A network could ‘solve a problem’ or have a function that was beyond the capability of a single molecule and a linear pathway.
In the previous chapters, we discussed how information from the real world is abstracted into vectors and matrices so that machines can learn from it. Methods such as gradient descent and PCA allow us to evaluate how well a model is learning, guiding it to gradually converge toward a “better” behavior, and to reason about how similar different behaviors are.
But similarity always comes with compression. In deciding what should be close and what should be far apart, some information is inevitably smoothed out or discarded. Once we recognize this loss, the question shifts: how do we compensate for what disappears in the process?

What if we change the space instead of the methods?
In Chapter 7, the author introduces the kernel trick with a sense of quiet cleverness. In reality, most problems are not linear, which means we cannot simply draw a straight line to separate the data. One way to deal with this is to change the space itself. If we map the data into a higher-dimensional space, points that were inseparable before might suddenly become separable by a single line, or more precisely, by a hyperplane. Thus we can change the nonlinear problem into a linear problem in mathematical way. However, there is a problem that explicitly computing this high-dimensional mapping is often too expensive.
This is where the kernel trick comes in.
Instead of actually lifting the data into a higher dimension, we define a kernel function that directly computes inner products as if the data were already there. More specifically, it is a function that takes two “high-dimension”data points as input and returns a number that represents how similar they are. From the outside, the model still looks like a simple linear one. But behind the scenes, it is operating in a much richer space.
Support Vector Machines are a good example of this way of thinking. Instead of trying to understand the data directly, an SVM looks for a boundary that keeps different points as far apart as possible. With the help of a kernel, this boundary can bend into surprisingly complex shapes in a high-dimensional space, while still relying on a clean and simple rule—much like what we have already seen in linear methods.
The kernel trick feels less like teaching a model to understand complexity, and more like giving it a carefully prepared space where complexity no longer appears.

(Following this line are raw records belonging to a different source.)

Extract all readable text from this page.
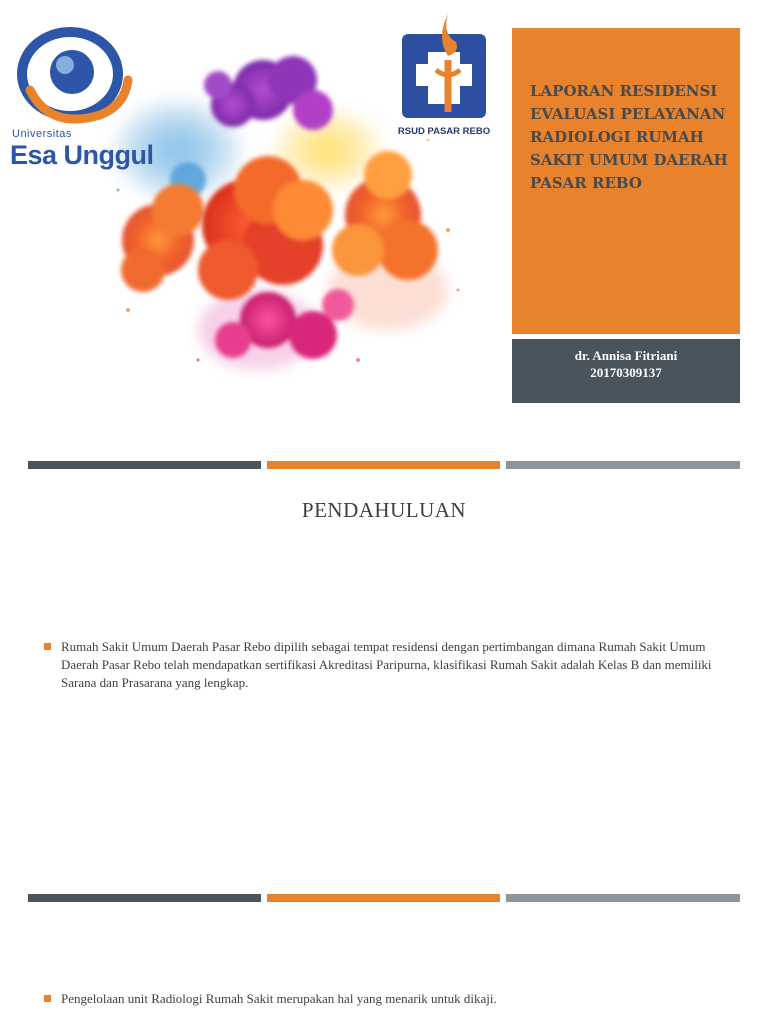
Universitas
Esa Unggul
RSUD PASAR REBO
LAPORAN RESIDENSI EVALUASI PELAYANAN RADIOLOGI RUMAH SAKIT UMUM DAERAH PASAR REBO
dr. Annisa Fitriani
20170309137
PENDAHULUAN
Rumah Sakit Umum Daerah Pasar Rebo dipilih sebagai tempat residensi dengan pertimbangan dimana Rumah Sakit Umum Daerah Pasar Rebo telah mendapatkan sertifikasi Akreditasi Paripurna, klasifikasi Rumah Sakit adalah Kelas B dan memiliki Sarana dan Prasarana yang lengkap.
Pengelolaan unit Radiologi Rumah Sakit merupakan hal yang menarik untuk dikaji.
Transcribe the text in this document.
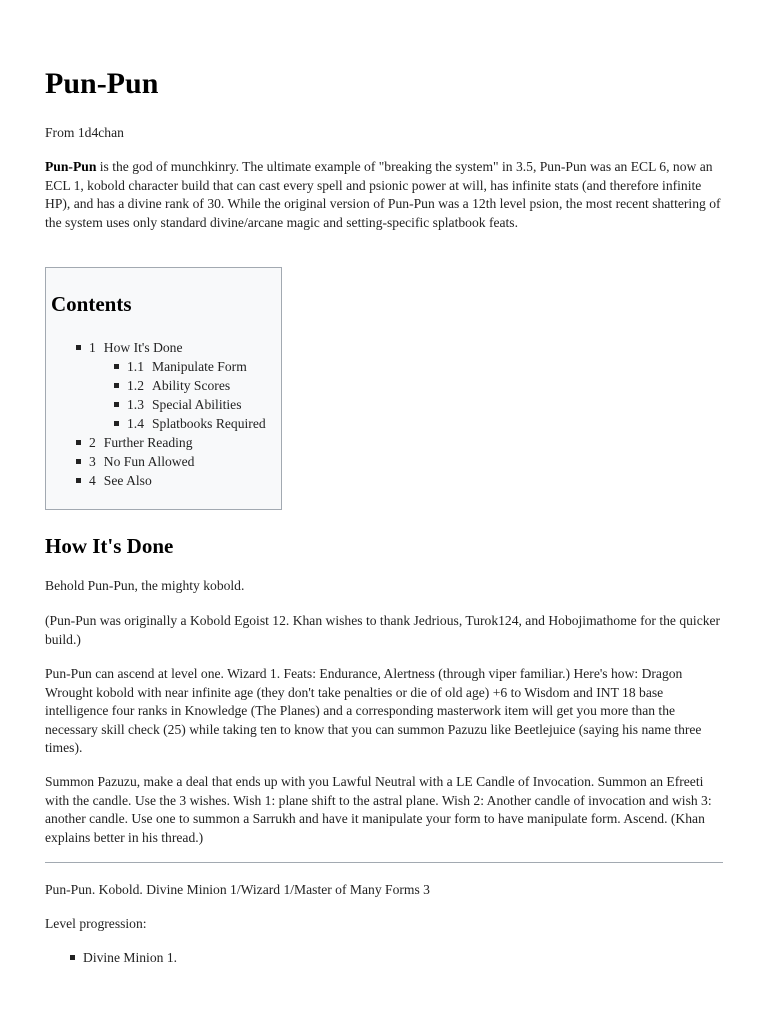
Pun-Pun

From 1d4chan

Pun-Pun is the god of munchkinry. The ultimate example of "breaking the system" in 3.5, Pun-Pun was an ECL 6, now an ECL 1, kobold character build that can cast every spell and psionic power at will, has infinite stats (and therefore infinite HP), and has a divine rank of 30. While the original version of Pun-Pun was a 12th level psion, the most recent shattering of the system uses only standard divine/arcane magic and setting-specific splatbook feats.

Contents
1 How It's Done
1.1 Manipulate Form
1.2 Ability Scores
1.3 Special Abilities
1.4 Splatbooks Required
2 Further Reading
3 No Fun Allowed
4 See Also
How It's Done

Behold Pun-Pun, the mighty kobold.

(Pun-Pun was originally a Kobold Egoist 12. Khan wishes to thank Jedrious, Turok124, and Hobojimathome for the quicker build.)

Pun-Pun can ascend at level one. Wizard 1. Feats: Endurance, Alertness (through viper familiar.) Here's how: Dragon Wrought kobold with near infinite age (they don't take penalties or die of old age) +6 to Wisdom and INT 18 base intelligence four ranks in Knowledge (The Planes) and a corresponding masterwork item will get you more than the necessary skill check (25) while taking ten to know that you can summon Pazuzu like Beetlejuice (saying his name three times).

Summon Pazuzu, make a deal that ends up with you Lawful Neutral with a LE Candle of Invocation. Summon an Efreeti with the candle. Use the 3 wishes. Wish 1: plane shift to the astral plane. Wish 2: Another candle of invocation and wish 3: another candle. Use one to summon a Sarrukh and have it manipulate your form to have manipulate form. Ascend. (Khan explains better in his thread.)

Pun-Pun. Kobold. Divine Minion 1/Wizard 1/Master of Many Forms 3

Level progression:

Divine Minion 1.
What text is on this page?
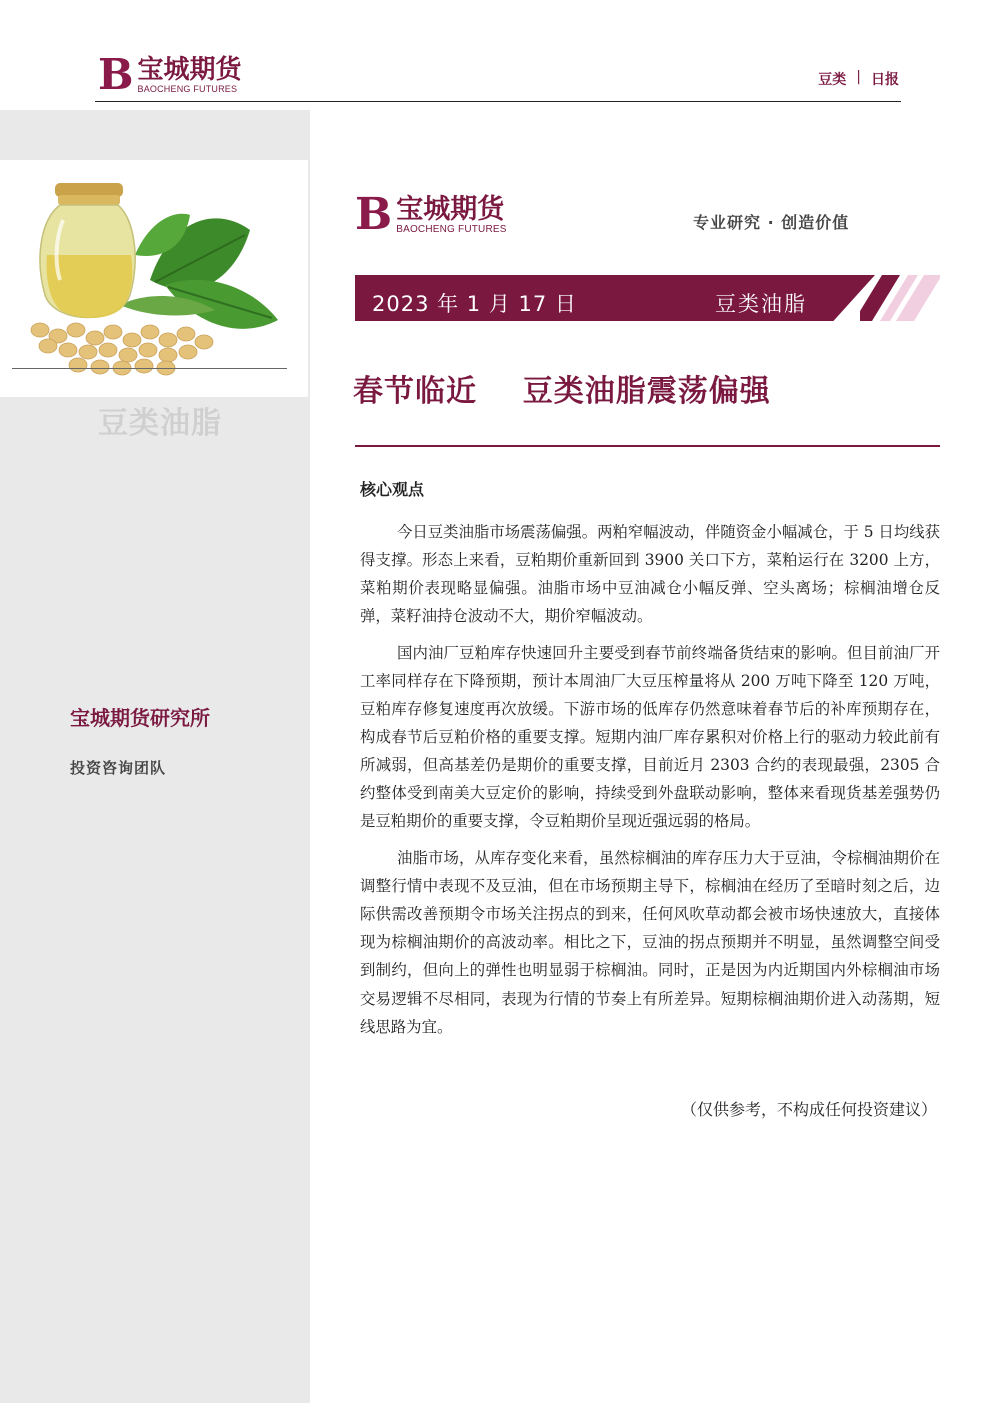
B 宝城期货
BAOCHENG FUTURES
豆类 | 日报
豆类油脂
宝城期货研究所
投资咨询团队
B 宝城期货
BAOCHENG FUTURES	专业研究 · 创造价值
2023 年 1 月 17 日	豆类油脂
春节临近    豆类油脂震荡偏强
核心观点

今日豆类油脂市场震荡偏强。两粕窄幅波动，伴随资金小幅减仓，于 5 日均线获得支撑。形态上来看，豆粕期价重新回到 3900 关口下方，菜粕运行在 3200 上方，菜粕期价表现略显偏强。油脂市场中豆油减仓小幅反弹、空头离场；棕榈油增仓反弹，菜籽油持仓波动不大，期价窄幅波动。

国内油厂豆粕库存快速回升主要受到春节前终端备货结束的影响。但目前油厂开工率同样存在下降预期，预计本周油厂大豆压榨量将从 200 万吨下降至 120 万吨，豆粕库存修复速度再次放缓。下游市场的低库存仍然意味着春节后的补库预期存在，构成春节后豆粕价格的重要支撑。短期内油厂库存累积对价格上行的驱动力较此前有所减弱，但高基差仍是期价的重要支撑，目前近月 2303 合约的表现最强，2305 合约整体受到南美大豆定价的影响，持续受到外盘联动影响，整体来看现货基差强势仍是豆粕期价的重要支撑，令豆粕期价呈现近强远弱的格局。

油脂市场，从库存变化来看，虽然棕榈油的库存压力大于豆油，令棕榈油期价在调整行情中表现不及豆油，但在市场预期主导下，棕榈油在经历了至暗时刻之后，边际供需改善预期令市场关注拐点的到来，任何风吹草动都会被市场快速放大，直接体现为棕榈油期价的高波动率。相比之下，豆油的拐点预期并不明显，虽然调整空间受到制约，但向上的弹性也明显弱于棕榈油。同时，正是因为内近期国内外棕榈油市场交易逻辑不尽相同，表现为行情的节奏上有所差异。短期棕榈油期价进入动荡期，短线思路为宜。

（仅供参考，不构成任何投资建议）
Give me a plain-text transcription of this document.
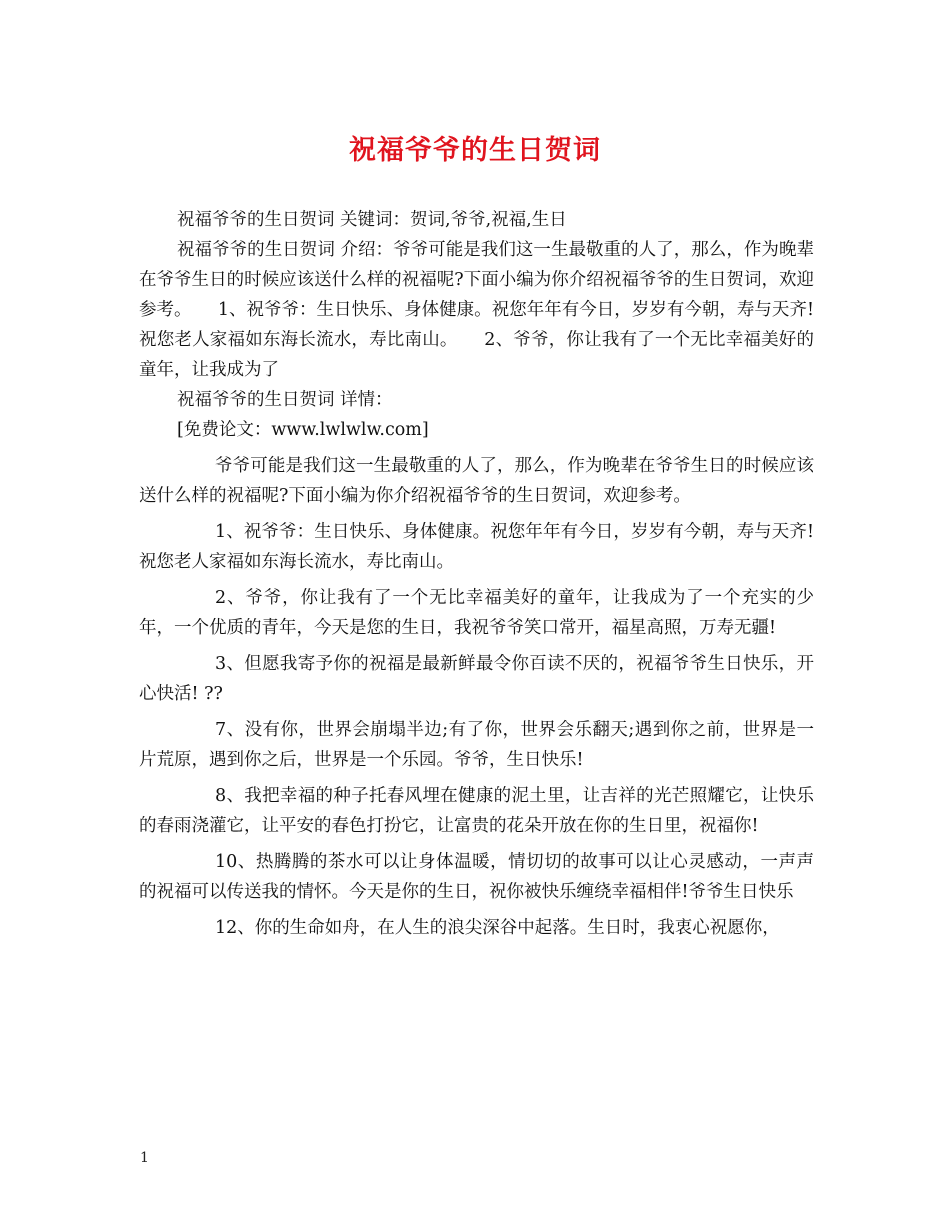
祝福爷爷的生日贺词

祝福爷爷的生日贺词 关键词：贺词,爷爷,祝福,生日

祝福爷爷的生日贺词 介绍：爷爷可能是我们这一生最敬重的人了，那么，作为晚辈在爷爷生日的时候应该送什么样的祝福呢?下面小编为你介绍祝福爷爷的生日贺词，欢迎参考。　　1、祝爷爷：生日快乐、身体健康。祝您年年有今日，岁岁有今朝，寿与天齐!祝您老人家福如东海长流水，寿比南山。　　2、爷爷，你让我有了一个无比幸福美好的童年，让我成为了

祝福爷爷的生日贺词 详情：

[免费论文：www.lwlwlw.com]

爷爷可能是我们这一生最敬重的人了，那么，作为晚辈在爷爷生日的时候应该送什么样的祝福呢?下面小编为你介绍祝福爷爷的生日贺词，欢迎参考。

1、祝爷爷：生日快乐、身体健康。祝您年年有今日，岁岁有今朝，寿与天齐!祝您老人家福如东海长流水，寿比南山。

2、爷爷，你让我有了一个无比幸福美好的童年，让我成为了一个充实的少年，一个优质的青年，今天是您的生日，我祝爷爷笑口常开，福星高照，万寿无疆!

3、但愿我寄予你的祝福是最新鲜最令你百读不厌的，祝福爷爷生日快乐，开心快活! ??

7、没有你，世界会崩塌半边;有了你，世界会乐翻天;遇到你之前，世界是一片荒原，遇到你之后，世界是一个乐园。爷爷，生日快乐!

8、我把幸福的种子托春风埋在健康的泥土里，让吉祥的光芒照耀它，让快乐的春雨浇灌它，让平安的春色打扮它，让富贵的花朵开放在你的生日里，祝福你!

10、热腾腾的茶水可以让身体温暖，情切切的故事可以让心灵感动，一声声的祝福可以传送我的情怀。今天是你的生日，祝你被快乐缠绕幸福相伴!爷爷生日快乐

12、你的生命如舟，在人生的浪尖深谷中起落。生日时，我衷心祝愿你，

1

Can we explain learning with physics?
Chapter 8 brings in physics as a way to think about learning. The author talks about energy landscapes, forces and stable states, and shows how networks like Hopfield nets can be understood as systems that settle into low energy configurations. It makes learning feel like a natural process, almost like a physical law: systems simply roll downhill until they reach a valley.
The author mentioned an important person: Dr.John Hopfield and his ground-breaking research. Interestingly, he did not arrive at his network by starting from machine learning at all. His background was in physics and biology, where he spent years studying systems made of many interacting parts. When these parts were connected into a network. Very different initial conditions could evolve toward the same stable outcome
But to Hopfield, something was missing. There was no language for describing how a large network, taken as a whole, could compute, remember, or decide.
Physics offered him that language. Instead of asking what each neuron should do, he asked how the state of an entire network evolves. Neural activity could be described as a dynamical system, which always tending toward more stable configurations. From this view, computation was no longer a sequence of instructions, but a process of relaxation. The system was not being told what to do; it was simply run follow the natural physical rules.
The Hopfield network emerged from this shift in perspective. Give the system a partial or noisy input, and it would evolve on its own until it reached one of these states.
Personally, I find this both reassuring and a little dangerous.
It reassures me because it gives me a concrete picture to hold on to.
At the same time, it makes it very tempting to treat our models as if they were just obeying nature, rather than executing human designed rules on human chosen data, which is actually what it done.
Closing
Together, Chapters 7 and 8 show how humans design intelligent systems using powerful metaphors. We bend space so that simple rules can appear powerful; we borrow ideas from physics so that abstract optimization feels natural and intuitive. These approaches have pushed the field forward in remarkable ways.
But they also quietly shape how we think about what learning is.
Once learning is framed in the language of geometry and physics, it begins to resemble a process governed by natural law rather than by human choice. The system no longer looks designed; it looks inevitable. In this framing, models are not making decisions—we are led to believe they are simply obeying the structure of the world.
When that happens, bias starts to look like structure, and design choices start to look like necessity.
So when a machine looks at an image and decides what counts as an edge, a face, or an object, we should ask: how much of that “seeing” comes from the data itself, and how much comes from the stories we told ourselves about how learning ought to work?